Graças ao mesmo convênio, os pescadores – que, antes
que a empresa se apossasse de cerca de 5.000 hectares de terras
da União e águas públicas, tiravam seu sustento da pesca nas
áreas “ocupadas” pela Salinor – só têm direito à pesca no horário diurno (o pior,
porque é quando os peixes se escondem) e em áreas estritamente
delimitadas pela empresa.
Esta relação espúria entre a polícia de Macau e a Salinor fazia com que a primeira agisse como serviço de “capangagem”, de segurança particular dos interesses da empresa.
De fato, a Salinor foi muitas vezes
responsável por espancamentos, torturas, maus tratos e até mortes
de pescadores que procuravam sustento para eles e as suas famílias
nas áreas das quais a empresa de diz proprietária. Tais violações
(muitas vezes denunciadas pela Associação de Pescadores e
Pescadoras de Macau), foram perpetradas por vigias da Salinor mas, na maioria dos casos
em que os pescadores iam à Delegacia para denunciar violências
sofridas por funcionários da empresa, não eram atendidos (os
policiais, geralmente, não recebiam as denúncias e não faziam
o Boletim de Ocorrência) ou eram considerados culpados ao invés
de vítimas, sofrendo prisões arbitrárias e torturas.
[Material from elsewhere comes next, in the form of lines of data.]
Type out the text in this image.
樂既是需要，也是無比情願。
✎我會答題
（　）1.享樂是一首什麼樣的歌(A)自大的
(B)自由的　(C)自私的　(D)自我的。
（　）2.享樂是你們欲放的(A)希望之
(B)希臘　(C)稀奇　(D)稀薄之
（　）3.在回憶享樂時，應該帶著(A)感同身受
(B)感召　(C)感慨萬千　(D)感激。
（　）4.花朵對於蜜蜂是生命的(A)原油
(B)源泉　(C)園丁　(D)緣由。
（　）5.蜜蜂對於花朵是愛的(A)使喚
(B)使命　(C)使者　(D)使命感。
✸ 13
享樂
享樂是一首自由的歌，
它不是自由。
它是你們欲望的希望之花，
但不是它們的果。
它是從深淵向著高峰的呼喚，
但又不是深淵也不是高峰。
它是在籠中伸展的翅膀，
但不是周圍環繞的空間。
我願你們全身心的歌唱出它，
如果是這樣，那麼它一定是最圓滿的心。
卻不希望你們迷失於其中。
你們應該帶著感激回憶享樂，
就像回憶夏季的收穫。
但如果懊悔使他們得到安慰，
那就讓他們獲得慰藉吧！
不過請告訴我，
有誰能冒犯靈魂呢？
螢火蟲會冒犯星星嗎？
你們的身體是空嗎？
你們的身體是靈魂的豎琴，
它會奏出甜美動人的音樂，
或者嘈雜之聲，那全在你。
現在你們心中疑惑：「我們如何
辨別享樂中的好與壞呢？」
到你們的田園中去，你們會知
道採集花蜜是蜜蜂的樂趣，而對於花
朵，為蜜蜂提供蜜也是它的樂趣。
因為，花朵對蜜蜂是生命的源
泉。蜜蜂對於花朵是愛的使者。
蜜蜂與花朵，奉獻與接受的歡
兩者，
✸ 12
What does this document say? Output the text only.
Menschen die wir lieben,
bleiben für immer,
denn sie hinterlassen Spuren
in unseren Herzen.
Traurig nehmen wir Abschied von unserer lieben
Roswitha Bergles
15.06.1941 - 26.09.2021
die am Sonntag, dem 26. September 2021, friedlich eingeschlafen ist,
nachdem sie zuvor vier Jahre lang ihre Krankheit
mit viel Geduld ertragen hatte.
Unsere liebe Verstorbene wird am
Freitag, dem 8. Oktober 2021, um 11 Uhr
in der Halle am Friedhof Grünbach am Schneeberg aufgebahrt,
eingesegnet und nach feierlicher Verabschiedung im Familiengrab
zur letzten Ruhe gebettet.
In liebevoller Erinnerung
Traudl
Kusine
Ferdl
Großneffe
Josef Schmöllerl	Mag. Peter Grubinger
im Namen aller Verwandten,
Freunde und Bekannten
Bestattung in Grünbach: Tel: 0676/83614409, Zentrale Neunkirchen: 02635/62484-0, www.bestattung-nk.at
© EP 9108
Além do
mais, diversos soldados da polícia militar denunciaram, em diversas
ocasiões, que o lucro da venda do peixe pescado na barraca da
Salinor não ia para eles e suas famílias, mas ficava nos bolsos
dos que vendiam a mercadoria.
Tal situação, denunciada várias vezes por Tecido Social,
foi o tema de um encontro temático da Caravana de Direitos Humanos,
durante o qual a Promotora de Direitos Humanos Moema de Andrade,
representante do Ministério Público Estadual, o ex Corregedor
Geral da Defesa Social, Tertuliano Cabral, o Vice-Presidente do Conselho Estadual
de Direitos Humanos, Valdenor Félix,
e o Coordenador de Direitos Humanos da Secretaria de Justiça,
Fábio dos Santos, ouviram as denúncias dos pescadores e se comprometeram
a tomar diversas providências, entre as quais a de levar urgentemente
para Macau uma Delegacia Móvel da Corregedoria da Defesa
Social para apurar as denúncias e afastar do cargo os policiais
envolvidos.
A Delegacia Móvel chegou à cidade
na semana seguinte e, após ouvir primeiro depoimentos de pescadores
e em seguida depoimentos de vigias da Salinor
e policiais da cidade, tomou uma série de providências imediatas
que tiveram o importante efeito psicológico de reestabelecer
um clima de confiança na Justiça dentro da população de Macau.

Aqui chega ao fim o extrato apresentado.